In Tertio millennio adveniente (1994), his apostolic letter introducing the church to the third millennium, John Paul II wrote that “the Second Vatican Council is often considered as the beginning of a new era in the life of the Church. This is true, but at the same time it is difficult to overlook the fact that the Council drew much from the experiences and reflections of the immediate past, especially from the intellectual legacy left by Pius XII” (italics in the original).
In that legacy there is also Pope Pius XII’s radio message of December 1944, what French historian Jean-Dominique Durand has called the pontiff’s “baptism of democracy.” Delivering it on the eve of the last Christmas during World War II, Pius XII said:
[U]nder the sinister glow of the war that surrounds them, in the burning heat of the furnace in which they are imprisoned, the peoples have awakened from a long torpor. They confronted the state and faced their rulers with a new, questioning, critical, wary attitude. Tempered by a bitter experience, they oppose with greater impetus to the monopolies of a dictatorial power, unquestionable and intangible, and demand a system of government, which is more compatible with the dignity and freedom of citizens.
Pius XII quoted Leo XIII’s encyclical Libertas (1888), which affirmed that “it is not of itself wrong to prefer a democratic form of government, if only the Catholic doctrine be maintained as to the origin and exercise of power. Of the various forms of government, the Church does not reject any that are fitted to procure the welfare of the subject; she wishes only—and this nature itself requires—that they should be constituted without involving wrong to any one, and especially without violating the rights of the Church.”
Less than four months after the death of Pius XII, his successor, John XXIII, announced the Second Vatican Council—whose teachings on the social and political message of the church are often ignored or avoided by Catholics who talk about the church’s disposition towards the political question, even though Vatican II is integral part of the Catholic tradition and of the official teaching of the church. For neo-traditionalists, the problem is that Vatican II substantially redefined “the rights of the church.” It elaborated a theology of the secular world and founded on the Catholic “baptism of democracy” celebrated towards the end of World War II—while adding significant new elements to it, especially freedom of religion, freedom of conscience, and a post-Hiroshima theology of war and peace. Building on John XXIII’s last encyclical, Pacem in terris (April 11, 1963), Vatican II ushered in a new understanding of the Catholic view of the secular nation-state, democracy, and individual rights, especially in the pastoral constitution Gaudium et spes and the declaration on religious liberty Dignitatis humanae.

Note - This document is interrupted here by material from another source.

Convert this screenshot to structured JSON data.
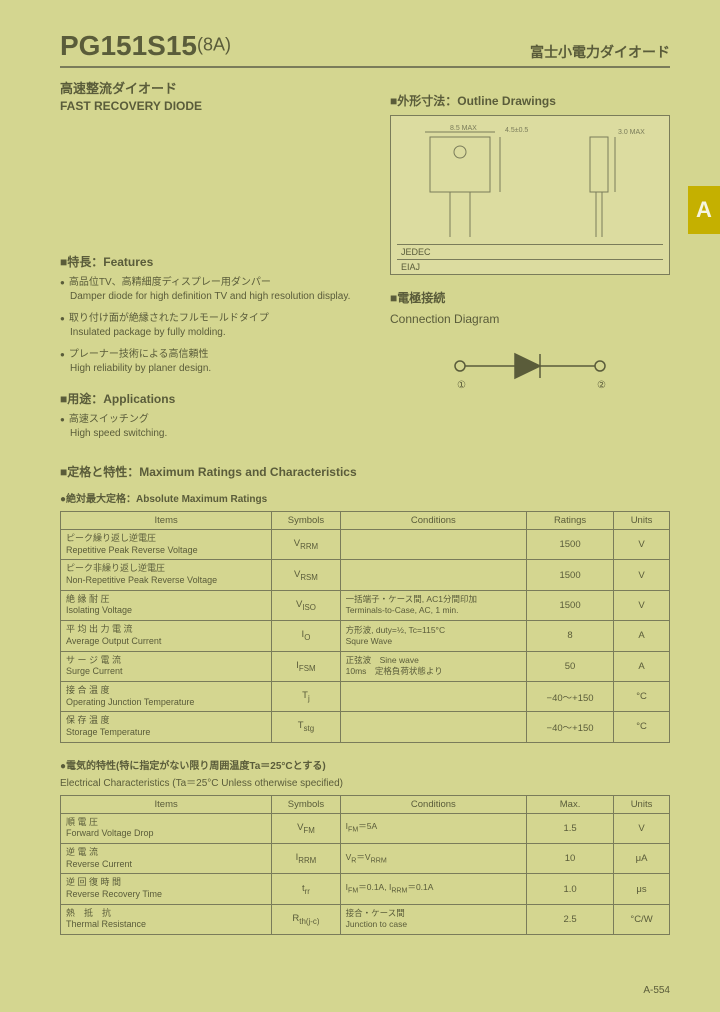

It was a theology growing out the defeat of totalitarianism and authoritarianism (which, until the war, many Catholics supported) in Western Europe and the rejection of communism dominating Eastern Europe, Russia, and China. The Catholic Church came to terms with the new international, post-colonial, liberal-democratic order: it was officially post-fascist and anti-communist, despite the institutional church’s support for some fascist regimes (Spain, Portugal, Latin America) even long after the end of Vatican II, and despite the fact that millions of Catholics in Western Europe voted for communist parties.